Though while we all use it all the time, it would seem this rule is somewhat forgotten by some people when they are planning their wedding. For me I would love to have a 4th generation late 50’s (‘58 or ‘59) Cadillac Sedan de Ville replete in chrome and 500cc 8.2 L V8 pumping out when new an obscene 400bhp/298kw. Nothing signalled the post war industrial might and optimism of the US like a big block V8 and 6000lbs of sedan.
However the cost of getting one up to Vail for what is in essence about 5 minutes driving between the relevant locations is substantial, and when I consider the utility to be obtained from the extra expenditure, well it just doesn’t give the return that I can get from being in a nice E60 530i which comes at a sensationally good cost/utility rating. It’s not a Sedan de Ville but it does happen to get people from the church to the reception… and given the advancements in engineering probably with a higher probability of success.
This is just one example of considering the incremental value obtained from further expenditure which you can undertake to spend as part of planning a wedding. The opportunities are ENDLESS to spend more and more and more on adding this little bit and that little bit. But at the end of the day, can you actually demonstrate that you have obtained an appropriate return on that extra investment?
I would consider success in wedding planning to be a happy bride (parents I know would like to add their name to this as well, however they would – push come to shove – agree it is about the bride!). So then the question at the end of the day is, does that extra $2x item that you’ve obtained versus the $1x option deliver you twice as much happiness? If it doesn’t, then why in the hell are you getting it?! For some the 90ft stretch pink Hummer H2 might just deliver the requisite improvement in happiness. For others its driving around the corner and out of view will herald the delivery of an equal improvement in happiness.
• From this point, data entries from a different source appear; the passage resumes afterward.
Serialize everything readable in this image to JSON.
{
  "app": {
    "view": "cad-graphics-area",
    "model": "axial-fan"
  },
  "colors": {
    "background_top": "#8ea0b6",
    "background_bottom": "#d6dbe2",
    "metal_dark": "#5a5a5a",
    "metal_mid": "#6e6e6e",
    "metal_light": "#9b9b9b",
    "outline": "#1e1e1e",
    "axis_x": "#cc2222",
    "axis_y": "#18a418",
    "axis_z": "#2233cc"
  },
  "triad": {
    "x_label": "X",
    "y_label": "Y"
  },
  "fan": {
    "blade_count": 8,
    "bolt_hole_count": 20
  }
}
The happiness of friends and family come into play here as well. The happier they are, the happier the bride is, and no one wants to be in a room full of indulgent friends getting belligerent over the lack of 1945 Chateau Mouton-Rothschild Jeroboam or 1787 Chateau Lafitte or Château Pétrus. However their issues and the utility of their happiness can stop increasing the happiness of the bride. I’m sure if they were stuck in a permanent state of euphoria due to the Pétrus they may not want to talk to the bride. This would be akin to a withdrawal from the bride’s emotional bank account – but way of a ram raid or small gas cylinder originated improved explosive chained to the ATM. One does not want to take to the bank with such callous disregard for the groom, who will be with the bride post event! No amount of driving in the 59 DeVille is going to resurrect I fear.
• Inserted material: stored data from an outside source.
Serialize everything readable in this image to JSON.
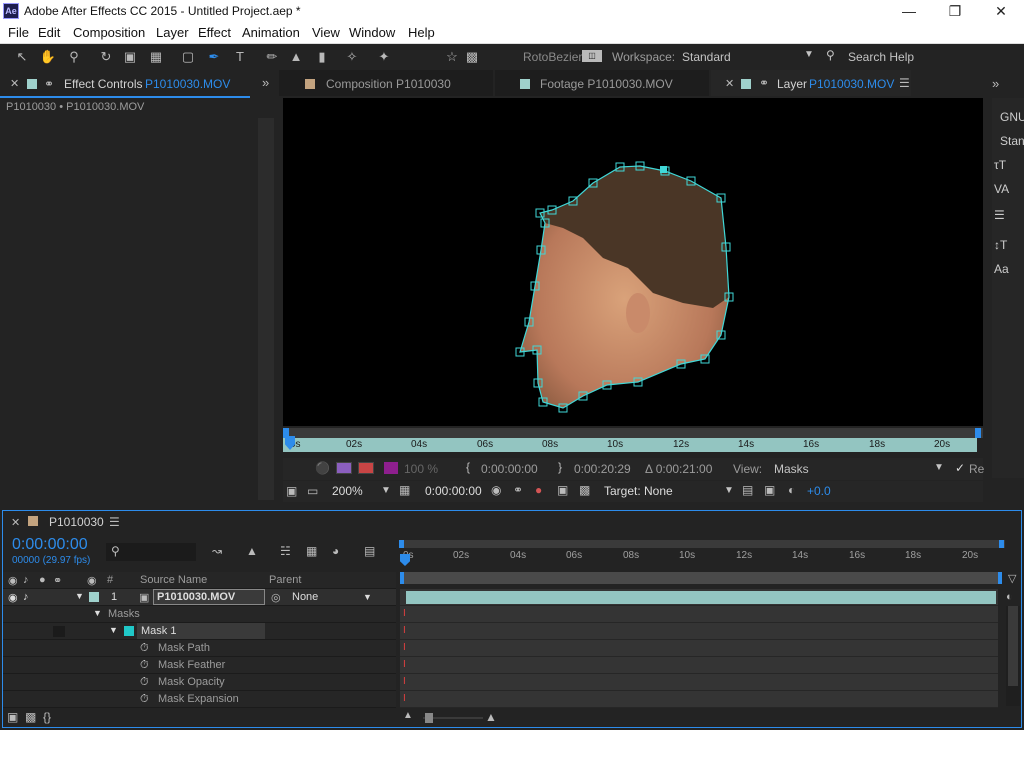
{
  "window": {
    "title": "Adobe After Effects CC 2015 - Untitled Project.aep *",
    "logo": "Ae"
  },
  "menu": [
    "File",
    "Edit",
    "Composition",
    "Layer",
    "Effect",
    "Animation",
    "View",
    "Window",
    "Help"
  ],
  "toolbar": {
    "rotobezier": "RotoBezier",
    "workspace_label": "Workspace:",
    "workspace_value": "Standard",
    "search_placeholder": "Search Help"
  },
  "effect_controls": {
    "tab_label": "Effect Controls",
    "tab_file": "P1010030.MOV",
    "breadcrumb": "P1010030 • P1010030.MOV"
  },
  "viewer_tabs": {
    "composition_label": "Composition P1010030",
    "footage_label": "Footage P1010030.MOV",
    "layer_label": "Layer",
    "layer_file": "P1010030.MOV"
  },
  "right_panel": {
    "line1": "GNU",
    "line2": "Stan"
  },
  "layer_ruler": [
    "0s",
    "02s",
    "04s",
    "06s",
    "08s",
    "10s",
    "12s",
    "14s",
    "16s",
    "18s",
    "20s"
  ],
  "layer_controls": {
    "zoom_pct": "100 %",
    "in_time": "0:00:00:00",
    "out_time": "0:00:20:29",
    "duration": "Δ 0:00:21:00",
    "view_label": "View:",
    "view_value": "Masks",
    "render_label": "Re",
    "zoom": "200%",
    "current_time": "0:00:00:00",
    "target": "Target: None",
    "exposure": "+0.0"
  },
  "timeline": {
    "comp_name": "P1010030",
    "timecode": "0:00:00:00",
    "frame_info": "00000 (29.97 fps)",
    "search_placeholder": "",
    "col_hash": "#",
    "col_source": "Source Name",
    "col_parent": "Parent",
    "ruler": [
      "0s",
      "02s",
      "04s",
      "06s",
      "08s",
      "10s",
      "12s",
      "14s",
      "16s",
      "18s",
      "20s"
    ],
    "layer": {
      "index": "1",
      "name": "P1010030.MOV",
      "parent": "None"
    },
    "masks_group": "Masks",
    "mask_name": "Mask 1",
    "props": [
      "Mask Path",
      "Mask Feather",
      "Mask Opacity",
      "Mask Expansion"
    ]
  },
  "colors": {
    "accent": "#2d8ceb",
    "mask": "#40d8d8",
    "bar": "#93c5c1",
    "label_cyan": "#20c8c8"
  }
}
And so I shall get to the point of this pontificating before the audience is nonexistent.
Part of delivering an exceptional wedding experience is delivering incremental value along through every decision made in its planning. Accordingly you must ask what is the incremental value each decision is offering you and is it worth/delivering what it costs?
Consider this: What if your wedding was empty?
What if you took everything out of the wedding except for the bare minimum – a priest and some chairs?
Would your guests still come along for the big day?
I think they are the fundamental questions since they define the true incremental value your wedding planning decisions deliver.